Some 20 human rights and activist groups have ripped the government for conditions in detention centers and camps housing some 70,000 refugees and migrants, including more than 15,000 on islands near Turkey, which allows human traffickers to keep sending them during a largely suspended swap deal with the European Union.

The EU closed its borders to the refugees and migrants and reneged on promises to have countries take some of the overload from Greece, stuck with the problem during a more than nine-year-long economic crisis.

The detention is especially tough on minors, especially those without parents or adults, said HRW, which said the children, who may have suffered war zone scenes in places such as Syria, are often unable to receive medical treatment, psychological counselling, or legal aid or understand why they’re locked up.

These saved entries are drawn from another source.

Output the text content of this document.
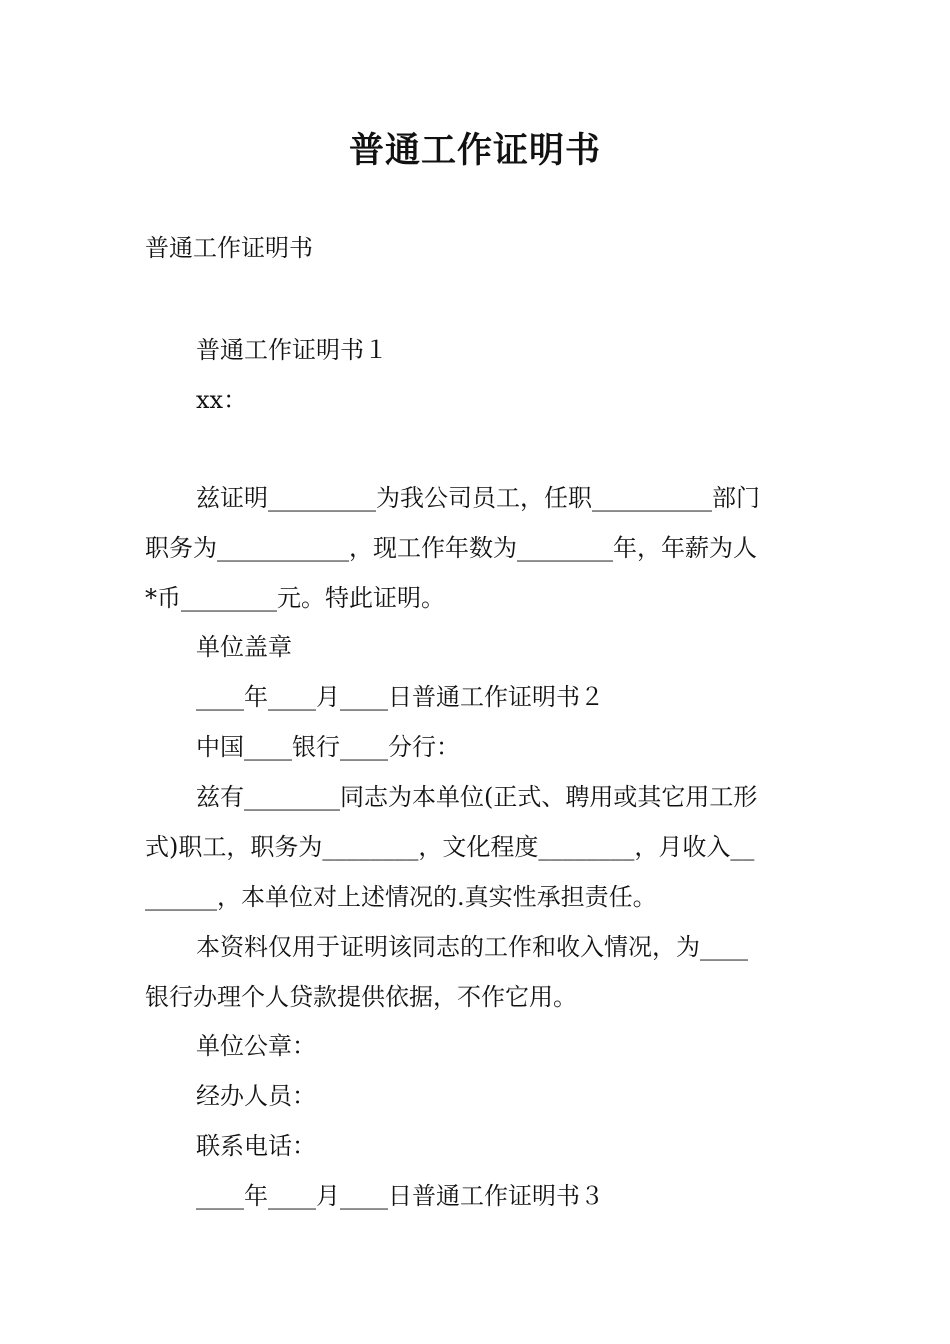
普通工作证明书
普通工作证明书
普通工作证明书１
xx：
兹证明_________为我公司员工，任职__________部门
职务为___________，现工作年数为________年，年薪为人
*币________元。特此证明。
单位盖章
____年____月____日普通工作证明书２
中国____银行____分行：
兹有________同志为本单位(正式、聘用或其它用工形
式)职工，职务为________，文化程度________，月收入__
______，本单位对上述情况的.真实性承担责任。
本资料仅用于证明该同志的工作和收入情况，为____
银行办理个人贷款提供依据，不作它用。
单位公章：
经办人员：
联系电话：
____年____月____日普通工作证明书３
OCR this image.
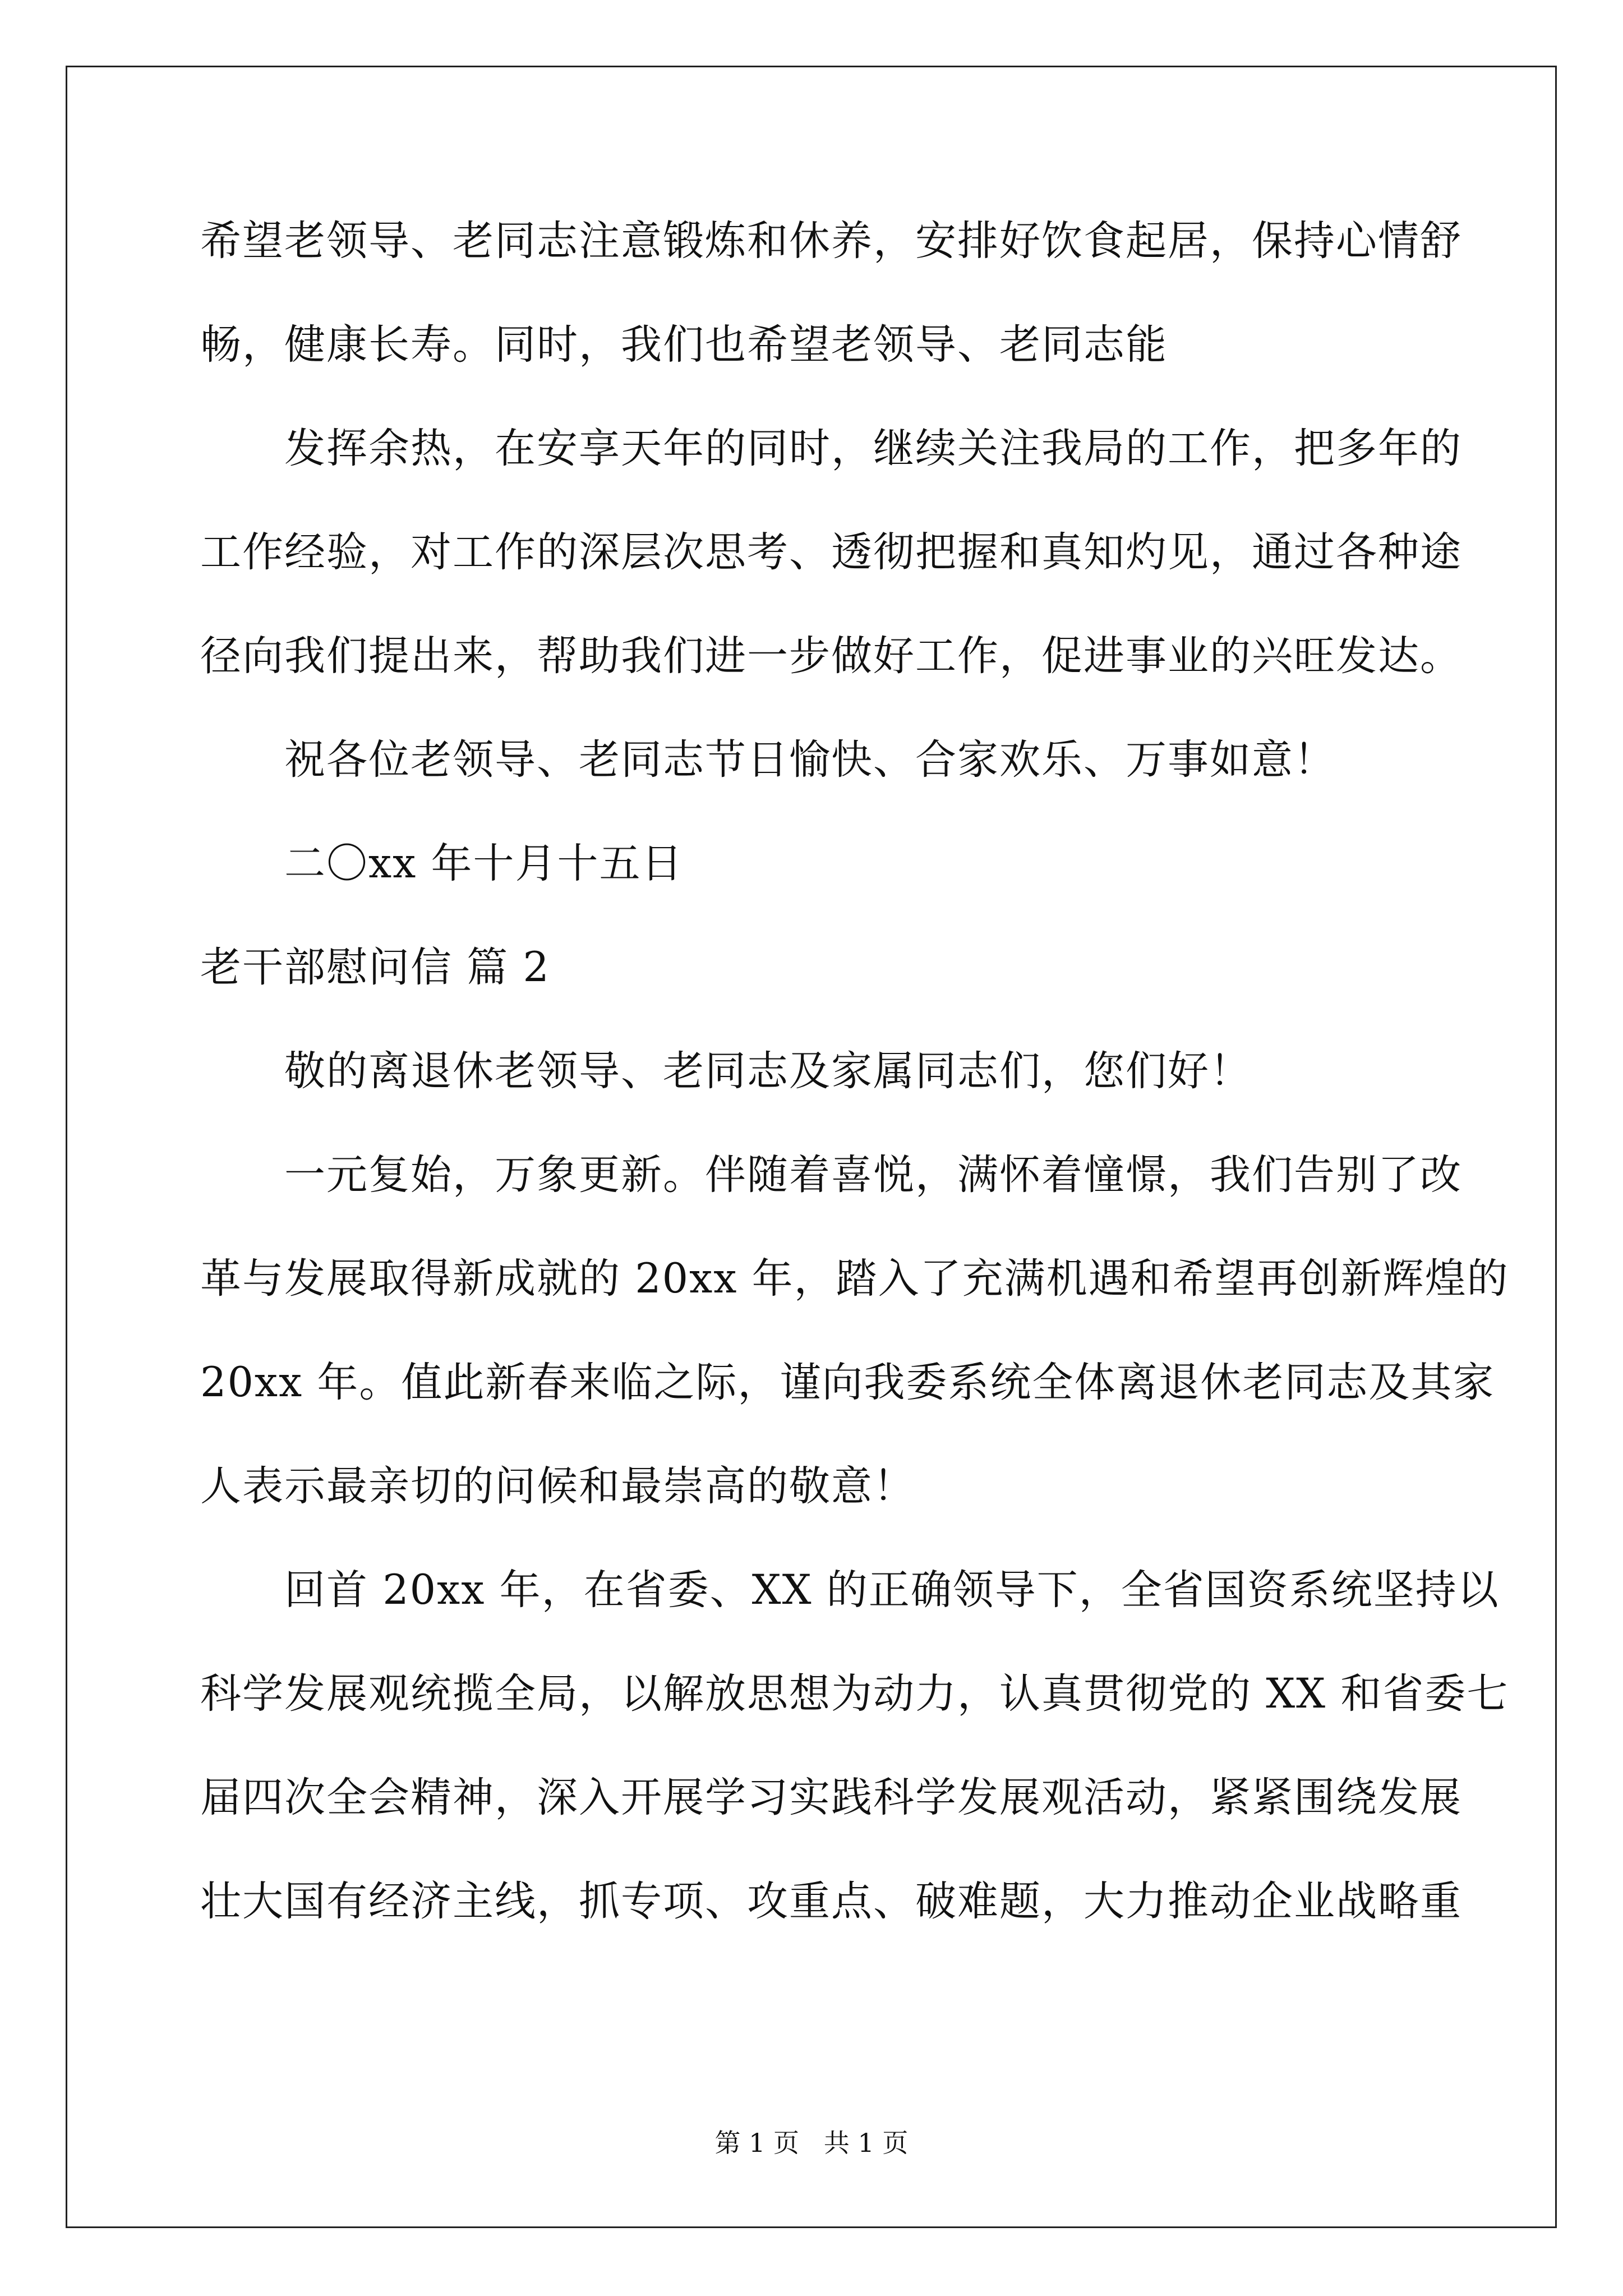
希望老领导、老同志注意锻炼和休养，安排好饮食起居，保持心情舒
畅，健康长寿。同时，我们也希望老领导、老同志能
发挥余热，在安享天年的同时，继续关注我局的工作，把多年的
工作经验，对工作的深层次思考、透彻把握和真知灼见，通过各种途
径向我们提出来，帮助我们进一步做好工作，促进事业的兴旺发达。
祝各位老领导、老同志节日愉快、合家欢乐、万事如意！
二〇xx 年十月十五日
老干部慰问信 篇 2
敬的离退休老领导、老同志及家属同志们，您们好！
一元复始，万象更新。伴随着喜悦，满怀着憧憬，我们告别了改
革与发展取得新成就的 20xx 年，踏入了充满机遇和希望再创新辉煌的
20xx 年。值此新春来临之际，谨向我委系统全体离退休老同志及其家
人表示最亲切的问候和最崇高的敬意！
回首 20xx 年，在省委、XX 的正确领导下，全省国资系统坚持以
科学发展观统揽全局，以解放思想为动力，认真贯彻党的 XX 和省委七
届四次全会精神，深入开展学习实践科学发展观活动，紧紧围绕发展
壮大国有经济主线，抓专项、攻重点、破难题，大力推动企业战略重
第 1 页   共 1 页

HRW said the government “should respond to the ruling by immediately transferring all kids now in police custody to open and safe accommodation. Greece should also work to increase its shelter capacity, find alternatives to detention, and implement a comprehensive foster family system introduced in 2018, which would also benefit Greek children.”

But the call comes three weeks before a July 7 snap election with surveys showing the major opposition New Democracy – whose earlier regime cracked down on migrants and ordered them deported wholesale – is on a course to take power from the Radical Left SYRIZA of Prime Minister Alexis Tsipras, who had said he was very “proud” of conditions in which refugees and migrants were being kept.